The non-CO₂ effects of flights on the atmosphere will slowly disappear if fewer and fewer flights are taken, so that aviation’s contribution to warming eventually levels off. In that situation, the increase from continued CO₂ emissions would balance the fall in non-CO₂ effects, and although aviation would still contribute to climate change, the total warming from both would remain constant over time. How much would the aviation industry need to shrink in order to reduce its impact on global warming?

Our calculations show that flying does not need to stop immediately to prevent aviation’s contribution to global warming expanding. Flying has already caused 0.04°C of warming to date. However, with a yearly drop of 2.5% in jet fuel usage, which is currently only possible through cuts in air traffic, this warming should remain constant over the next decades.

When is it really necessary to fly?

COVID-19 had a significant impact on the aviation industry. Although air traffic is still below pre-pandemic levels by approximately 10-20%, it is increasing. rebounding quickly. Politicians should shift subsidies from flying towards more sustainable modes of transport like train journeys. There is more to be done.

An aeroplane parked at an airport
Some people have had to make drastic changes to their flying habits in response to the pandemic.
Dmncwndrlch/Pixabay? CC BY

Many people are now questioning the necessity of flying due to lockdowns and shift to remote work. Resolving to fly less can help reduce unnecessary flights. It is possible to support this shift by combining virtual and in-person attendance in hybrid meetings whenever possible.

See Also
A vegan 'Buddha' bowl meal, with chickpeas, avocado, tomatoes and corn.

Reduced space for business classes on aeroplanes can also be a way to reduce the number flights. It allows more passengers to travel in one flight.

It could also have a significant impact on the future of airport expansions. The UK’s Climate Change Committee, an expert body which advises the UK government, has recommended not expanding airportsto align the sector and climate targets. The expansion of Heathrow airport is still underway. planned to go ahead.

While sustainable aviation fuels and electric planes are being researched, none of these technologies are yet available on a large enough scale.

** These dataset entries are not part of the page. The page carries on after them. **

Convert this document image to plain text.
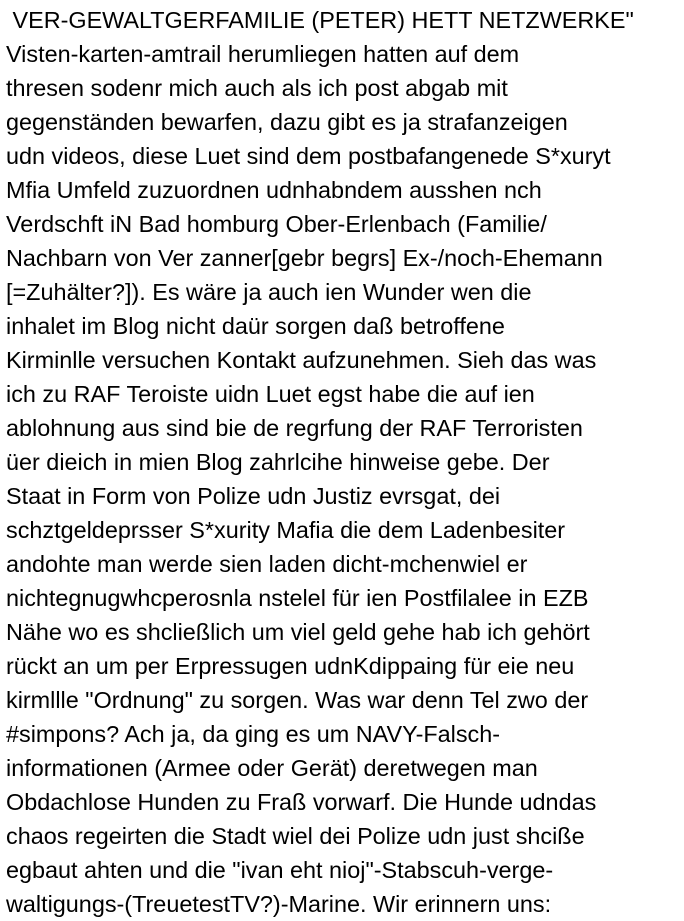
VER-GEWALTGERFAMILIE (PETER) HETT NETZWERKE"
Visten-karten-amtrail herumliegen hatten auf dem
thresen sodenr mich auch als ich post abgab mit
gegenständen bewarfen, dazu gibt es ja strafanzeigen
udn videos, diese Luet sind dem postbafangenede S*xuryt
Mfia Umfeld zuzuordnen udnhabndem ausshen nch
Verdschft iN Bad homburg Ober-Erlenbach (Familie/
Nachbarn von Ver zanner[gebr begrs] Ex-/noch-Ehemann
[=Zuhälter?]). Es wäre ja auch ien Wunder wen die
inhalet im Blog nicht daür sorgen daß betroffene
Kirminlle versuchen Kontakt aufzunehmen. Sieh das was
ich zu RAF Teroiste uidn Luet egst habe die auf ien
ablohnung aus sind bie de regrfung der RAF Terroristen
üer dieich in mien Blog zahrlcihe hinweise gebe. Der
Staat in Form von Polize udn Justiz evrsgat, dei
schztgeldeprsser S*xurity Mafia die dem Ladenbesiter
andohte man werde sien laden dicht-mchenwiel er
nichtegnugwhcperosnla nstelel für ien Postfilalee in EZB
Nähe wo es shcließlich um viel geld gehe hab ich gehört
rückt an um per Erpressugen udnKdippaing für eie neu
kirmllle "Ordnung" zu sorgen. Was war denn Tel zwo der
#simpons? Ach ja, da ging es um NAVY-Falsch-
informationen (Armee oder Gerät) deretwegen man
Obdachlose Hunden zu Fraß vorwarf. Die Hunde udndas
chaos regeirten die Stadt wiel dei Polize udn just shciße
egbaut ahten und die "ivan eht nioj"-Stabscuh-verge-
waltigungs-(TreuetestTV?)-Marine. Wir erinnern uns:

If the aviation industry aims to return its pre-pandemic rate, it has little chance of meeting climate targets.


COP26: the world's biggest climate talks

This story is part of The Conversation’s coverage on COP26, the Glasgow climate conference, by experts from around the world.

The Conversation is here for you to clarify the air and get reliable information amid a flood of climate news stories and news. More.



Source link

View Comments (0)

Leave a Reply

Your email address will not be published.